The pineapple whimpered. ChiChi opened the cage and it bounced right into her arms, barking with joy.

"EEK!" She said, dropping it. The pineapple just looked at her (or as close as something without visible eyes can) and barked.

"Maybe it wants to go back into space," Said Bulma. The pineapple nodded eagerly. "You want to go out? Huh? Huh?" She said, talking like you would to an eager puppy waiting at the door. The pineapple bounced about, wagging it’s lower half eagerly.

"Wouldn’t it need a spaceship or something?" Asked ChiChi. Suddenly, the pineapple started chewing again.

"ACK! LOOKOUT!!!" Yelled Bulma. ChiChi and Bulma jumped out of the way dragging Goku with them. Right where the stood, the pineapple belched out a giant spaceship!

"I’m still hungry…" Said Goku, unknowing of everything except his hunger. "Can I eat it now?"

"NO!"

"But I’m hungry…"

"You can wait." Said ChiChi. Behind her the pineapple listened carefully, then started chewing again. The it spit out a plate of hamburgers. A bowl of salad. A dish of pizza. The list went on. Goku joyfully began eating faster than the pineapple could spit out food. He ate so fast that the next thing anyone knew, all the food was gone and Goku was holding the pineapple to his mouth without thinking about what he was doing.

"AH! NO! Uh… I need a bowling ball!" Said Bulma quickly. Then the pineapple spit out a bowling ball and it hit Goku in the head. He fell to the ground unconscious again.

"Good, that ought to keep your husband out of the way for a while. You need to buy him a leash, Chi-Chi."

"I can’t find any leashes that fit around his thick neck! I can’t buy him a harness either, because his man boobs are too big. I just have to carry him around in a kennel and fence him in the yard."
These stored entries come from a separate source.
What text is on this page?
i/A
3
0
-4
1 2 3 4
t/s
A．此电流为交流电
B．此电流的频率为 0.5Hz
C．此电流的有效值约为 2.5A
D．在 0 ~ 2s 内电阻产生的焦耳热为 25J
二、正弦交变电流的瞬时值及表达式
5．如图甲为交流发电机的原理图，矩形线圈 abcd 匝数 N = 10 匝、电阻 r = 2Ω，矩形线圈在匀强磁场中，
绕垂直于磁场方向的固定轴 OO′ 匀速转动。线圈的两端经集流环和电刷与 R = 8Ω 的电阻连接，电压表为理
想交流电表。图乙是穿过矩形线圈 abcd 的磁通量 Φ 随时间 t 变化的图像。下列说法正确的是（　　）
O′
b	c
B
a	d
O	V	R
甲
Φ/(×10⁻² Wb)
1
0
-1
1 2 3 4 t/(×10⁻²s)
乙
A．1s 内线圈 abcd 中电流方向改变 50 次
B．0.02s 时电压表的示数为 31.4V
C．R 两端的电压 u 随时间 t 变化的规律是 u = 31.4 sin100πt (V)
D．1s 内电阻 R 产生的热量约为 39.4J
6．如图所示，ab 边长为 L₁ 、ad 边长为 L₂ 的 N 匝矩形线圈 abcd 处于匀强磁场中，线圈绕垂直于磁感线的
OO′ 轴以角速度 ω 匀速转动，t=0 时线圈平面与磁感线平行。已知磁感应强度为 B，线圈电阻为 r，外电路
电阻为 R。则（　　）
"That sucks, I just lure Vegeta around with Kitty Yum Yum treats. He fits in a harness too."

"You know, I always wondered how you raised your husband with such a shiny black coat on his head," Said ChiChi.

"Personally, I wondered how you got your husband such a healthy figure," Said Bulma.

ChiChi and Bulma then walked away, forgetting all about the pineapple and discussing husband-raising tips.

End Fin

What happened later: The pineapple got bored of waiting for ChiChi and Bulma to come back, so it robbed a grocery store. It spat a grenade out in aisle 3 and stole a bunch of fruits and vegetables. It also kidnapped the guy sweeping the aisles. The grocery store exploded, killing hundreds of thousands. The pineapple also dragged Goku onto the ship. The grocery store worker was forced to operate the ship and fly to Mars, where the pineapple eloped with a zucchini. The two lovers had the grocery store worker’s scalp for a wedding cake. The next day, Goku was eaten and Vegeta died of boredom, but nobody could have cared less. ChiChi and Bulma became successful farmers and raised large herds of husbands, earning them millions. Krillin DID end up in the shoe selling business, but eventually he was kidnapped and was never seen again, although he was reportedly seen milling around in the herds of husbands. Nobody really knows and nobody cares because he wasn't in this story anyways.